3. Strong Capital Markets
While there is significant debate about the heath of the economy, there is less debate about the health of the capital markets. With the Dow trading at an all-time highs and inflation rather tame, it is a good time to be in the business of capital markets. There has never been a better time for private companies to come public. High profile companies such as Twitter (NYSE:TWTR) and Hilton (NYSE:HLT) have recently come public. With the markets so strong, it seems likely that strong deal flow will continue into 2014. In addition to robust conditions for the IPO market, M&A volume continues to increase. The latest deal appears to be a $20 billion takeover of T Mobile US (NASDAQ:TMUS). Strong equity markets help to increase M&A flow because companies are more willing to use their high priced shares as currency for takeovers. GS continues to be the leader in terms of both M&A and equity offering fees. The strength of the capital markets means that 2014 will likely be another big year for both M&A and equity offerings.
Thoughts on Morgan Stanley
I am also bullish on Morgan Stanley (NYSE:MS) for many of the same reasons why I am bullish on GS. MS is not trading at historically high valuation, stands to benefit from a change to its valuation range due to a change in revenue mix, and will also benefit from the strong capital markets. A key difference between MS and GS is MS's increasing focus on the wealth management business following the companies deal to acquire Smith Barney. While this decision has proved wise so far, I would not be surprised to see increased competition from UBS (NYSE:UBS) as the company continues to shift its business away from investment banking towards wealth management. Increasing competition in the wealth management business has the potential to decrease profit margins.

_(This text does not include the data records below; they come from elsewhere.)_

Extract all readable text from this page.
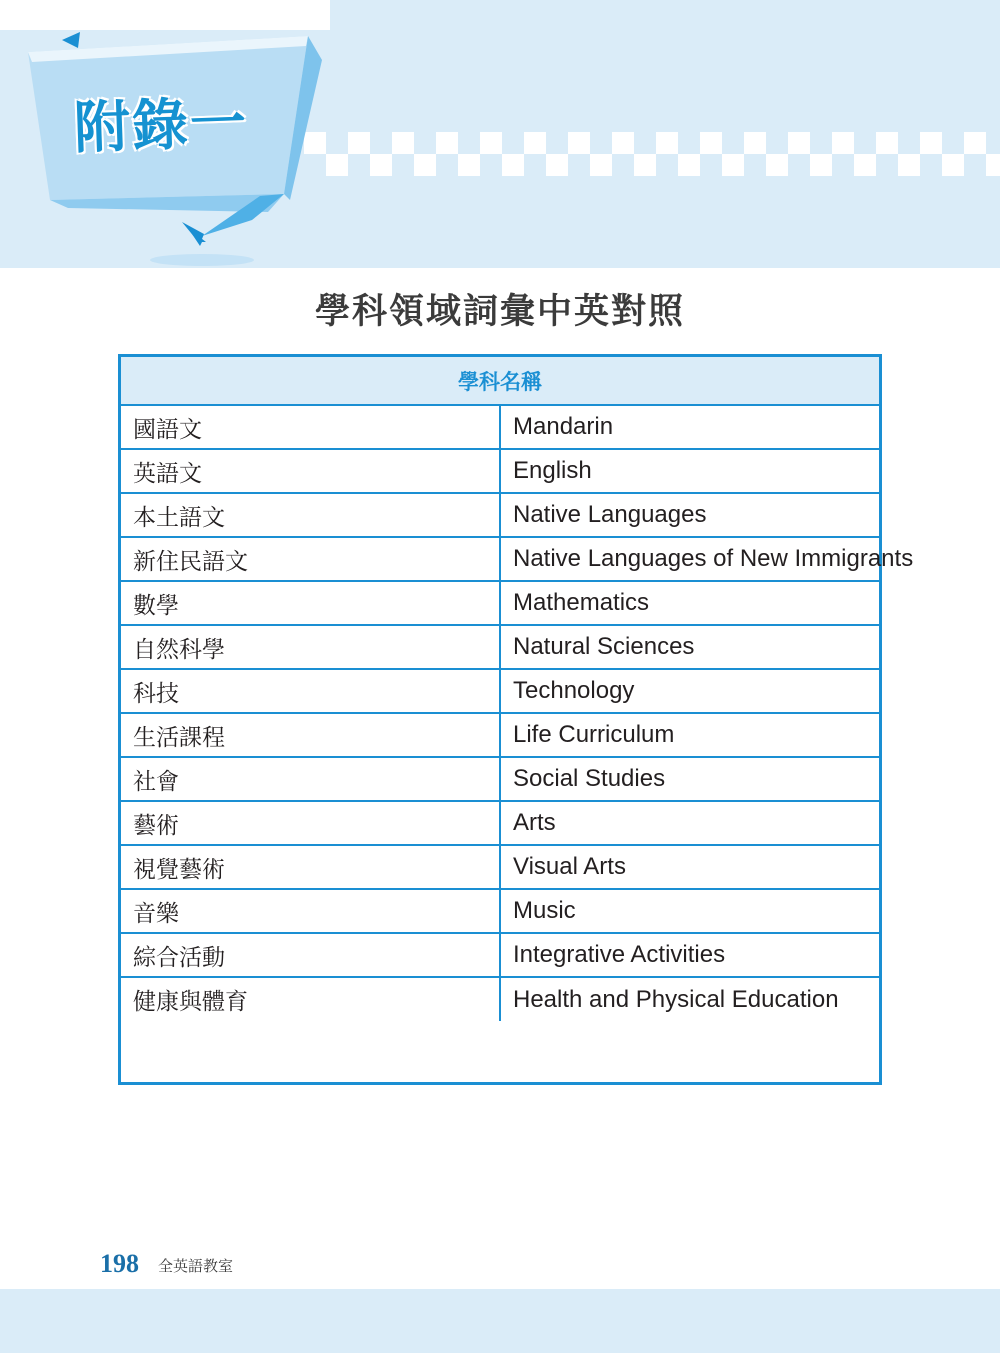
附錄一
學科領域詞彙中英對照
學科名稱	
國語文	Mandarin
英語文	English
本土語文	Native Languages
新住民語文	Native Languages of New Immigrants
數學	Mathematics
自然科學	Natural Sciences
科技	Technology
生活課程	Life Curriculum
社會	Social Studies
藝術	Arts
視覺藝術	Visual Arts
音樂	Music
綜合活動	Integrative Activities
健康與體育	Health and Physical Education
198 全英語教室
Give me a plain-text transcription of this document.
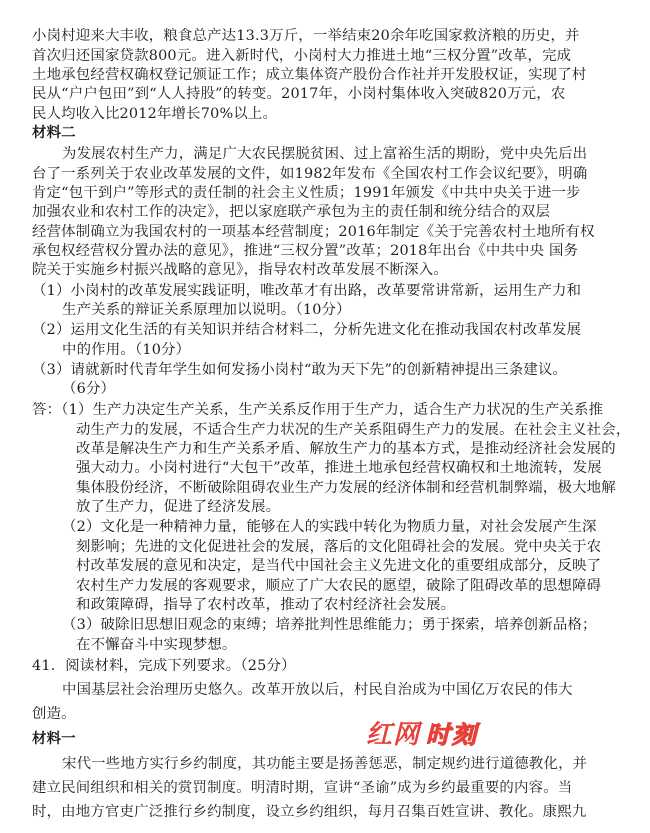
小岗村迎来大丰收，粮食总产达13.3万斤，一举结束20余年吃国家救济粮的历史，并
首次归还国家贷款800元。进入新时代，小岗村大力推进土地“三权分置”改革，完成
土地承包经营权确权登记颁证工作；成立集体资产股份合作社并开发股权证，实现了村
民从“户户包田”到“人人持股”的转变。2017年，小岗村集体收入突破820万元，农
民人均收入比2012年增长70%以上。
材料二
为发展农村生产力，满足广大农民摆脱贫困、过上富裕生活的期盼，党中央先后出
台了一系列关于农业改革发展的文件，如1982年发布《全国农村工作会议纪要》，明确
肯定“包干到户”等形式的责任制的社会主义性质；1991年颁发《中共中央关于进一步
加强农业和农村工作的决定》，把以家庭联产承包为主的责任制和统分结合的双层
经营体制确立为我国农村的一项基本经营制度；2016年制定《关于完善农村土地所有权
承包权经营权分置办法的意见》，推进“三权分置”改革；2018年出台《中共中央 国务
院关于实施乡村振兴战略的意见》，指导农村改革发展不断深入。
（1）小岗村的改革发展实践证明，唯改革才有出路，改革要常讲常新，运用生产力和
生产关系的辩证关系原理加以说明。（10分）
（2）运用文化生活的有关知识并结合材料二，分析先进文化在推动我国农村改革发展
中的作用。（10分）
（3）请就新时代青年学生如何发扬小岗村“敢为天下先”的创新精神提出三条建议。
（6分）
答：（1）生产力决定生产关系，生产关系反作用于生产力，适合生产力状况的生产关系推
动生产力的发展，不适合生产力状况的生产关系阻碍生产力的发展。在社会主义社会，
改革是解决生产力和生产关系矛盾、解放生产力的基本方式，是推动经济社会发展的
强大动力。小岗村进行“大包干”改革，推进土地承包经营权确权和土地流转，发展
集体股份经济，不断破除阻碍农业生产力发展的经济体制和经营机制弊端，极大地解
放了生产力，促进了经济发展。
（2）文化是一种精神力量，能够在人的实践中转化为物质力量，对社会发展产生深
刻影响；先进的文化促进社会的发展，落后的文化阻碍社会的发展。党中央关于农
村改革发展的意见和决定，是当代中国社会主义先进文化的重要组成部分，反映了
农村生产力发展的客观要求，顺应了广大农民的愿望，破除了阻碍改革的思想障碍
和政策障碍，指导了农村改革，推动了农村经济社会发展。
（3）破除旧思想旧观念的束缚；培养批判性思维能力；勇于探索，培养创新品格；
在不懈奋斗中实现梦想。
41．阅读材料，完成下列要求。（25分）
中国基层社会治理历史悠久。改革开放以后，村民自治成为中国亿万农民的伟大
创造。
材料一
宋代一些地方实行乡约制度，其功能主要是扬善惩恶，制定规约进行道德教化，并
建立民间组织和相关的赏罚制度。明清时期，宣讲“圣谕”成为乡约最重要的内容。当
时，由地方官吏广泛推行乡约制度，设立乡约组织，每月召集百姓宣讲、教化。康熙九
红网 时刻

Ironically, despite the potential for a decrease in profits, the Volcker rule may lead to a change in the way GS is valued. Given the company's current valuation, GS has the potential to move significantly higher and that is why it is my favorite Dow stock for 2014. With the exception of a major breakthrough on a blockbuster drug from one of the major pharmaceutical companies in the Dow, I do not see any companies that have the potential for a major change in the way the company is valued.
Disclosure: I have no positions in any stocks mentioned, and no plans to initiate any positions within the next 72 hours. I wrote this article myself, and it expresses my own opinions. I am not receiving compensation for it (other than from Seeking Alpha). I have no business relationship with any company whose stock is mentioned in this article.